Peu importe que l’industrie française soit malade et supprime des emplois, ou que la balance du commerce extérieur se détériore ; voire que le président des riches soit au plus bas dans les sondages et que les habitants de la France soient moroses. Nous avions un personnage extraordinaire à la tête du plus grand constructeur mondial d’automobiles : comment pouvions-nous imaginer vivre sans lui.

Il régnait en maître sur l’industrie automobile en France et au Japon ; il gagnait 13 millions d’euros par an et s’en vantait. Il avait installé le siège de sa holding aux Pays-Bas pour des raisons fiscales. Le président de la République, actionnaire de son groupe, s’affichait avec lui la semaine dernière dans l’une de ses usines à Maubeuge.

Et les Japonais de Nissan découvrent soudain que le personnage, sans qui leur société aurait, paraît-il, disparu, avait menti au fisc et commis des abus de biens sociaux. La justice japonaise a pris le relais pour organiser une arrestation fortement médiatisée du voyou.

L’émérite patron de Renault-Nissan-Mitsubishi-Avtovaz est descendu de son piédestal, mais, chut, on ne lui reproche ni son salaire indécent, ni ses méthodes de management.
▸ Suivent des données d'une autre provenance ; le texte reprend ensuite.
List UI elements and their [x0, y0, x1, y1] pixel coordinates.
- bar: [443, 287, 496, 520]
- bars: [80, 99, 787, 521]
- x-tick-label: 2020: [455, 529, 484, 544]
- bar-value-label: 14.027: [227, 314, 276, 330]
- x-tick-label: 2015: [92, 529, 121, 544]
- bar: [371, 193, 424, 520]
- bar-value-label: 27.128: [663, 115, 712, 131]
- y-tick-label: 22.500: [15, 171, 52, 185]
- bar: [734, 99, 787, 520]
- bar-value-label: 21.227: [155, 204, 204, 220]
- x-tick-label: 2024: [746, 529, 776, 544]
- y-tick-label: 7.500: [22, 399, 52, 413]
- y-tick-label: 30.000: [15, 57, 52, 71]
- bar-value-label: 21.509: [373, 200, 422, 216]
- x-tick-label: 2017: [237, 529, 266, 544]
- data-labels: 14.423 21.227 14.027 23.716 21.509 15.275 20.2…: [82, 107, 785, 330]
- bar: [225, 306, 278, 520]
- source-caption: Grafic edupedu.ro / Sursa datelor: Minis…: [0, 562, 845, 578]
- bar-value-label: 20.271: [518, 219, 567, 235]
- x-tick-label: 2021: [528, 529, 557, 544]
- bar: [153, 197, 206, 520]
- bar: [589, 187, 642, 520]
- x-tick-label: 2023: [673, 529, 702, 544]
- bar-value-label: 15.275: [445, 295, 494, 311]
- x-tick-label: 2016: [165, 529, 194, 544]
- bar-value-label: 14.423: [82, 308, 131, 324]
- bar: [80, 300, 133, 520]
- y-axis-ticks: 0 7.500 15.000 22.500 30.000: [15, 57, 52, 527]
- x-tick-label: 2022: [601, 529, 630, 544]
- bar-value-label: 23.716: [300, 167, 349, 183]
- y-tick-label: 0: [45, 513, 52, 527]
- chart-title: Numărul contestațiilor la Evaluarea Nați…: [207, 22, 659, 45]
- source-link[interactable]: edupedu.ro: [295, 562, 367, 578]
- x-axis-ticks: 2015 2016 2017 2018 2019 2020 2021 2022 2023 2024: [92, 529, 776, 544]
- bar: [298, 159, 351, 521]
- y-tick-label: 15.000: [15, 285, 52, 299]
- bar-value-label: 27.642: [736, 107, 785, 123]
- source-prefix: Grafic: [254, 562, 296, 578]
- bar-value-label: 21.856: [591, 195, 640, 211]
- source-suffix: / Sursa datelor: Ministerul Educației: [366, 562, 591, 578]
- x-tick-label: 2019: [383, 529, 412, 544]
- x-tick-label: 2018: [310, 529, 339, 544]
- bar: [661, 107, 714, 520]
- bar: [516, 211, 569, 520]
Peu importent les suicides d’ouvriers et l’augmentation des maladies professionnelles ; peu importe la détérioration des conditions de travail ; peu importent les fausses accusations d’espionnage ; peu importent les délocalisations ! Les dirigeants de Renault, de Nissan, Emmanuel Macron et les membres de son gouvernement ne pouvaient pas vivre sans Carlos Ghosn, tant qu’il a supprimé des emplois et augmenté les dividendes.

Qui a installé Carlos Ghosn comme maître et seigneur dans ses basses œuvres, sinon tout ce monde de la finance et de la politique ? Qui a fait de lui l’oracle du capitalisme triomphant ? Qui a déclaré avec sérieux et à de multiples reprises que cet homme méritait un tel salaire indécent et que les ouvriers ignares et le sens commun ne pouvaient pas comprendre les principes de fonctionnement de leur monde.

Les ignares, incapables de comprendre la pensée complexe du monde capitaliste, ont quand même noté que les découvertes de malversations du monde politico-financier se multiplient et que les scandales d’évasion et d’évitement fiscal sont intrinsèques à la machine capitaliste, de plus en plus grippée.

Carlos Ghosn n’est pas un cas isolé ; c’est son monde qui est pourri et qu’il faut remplacer au plus vite.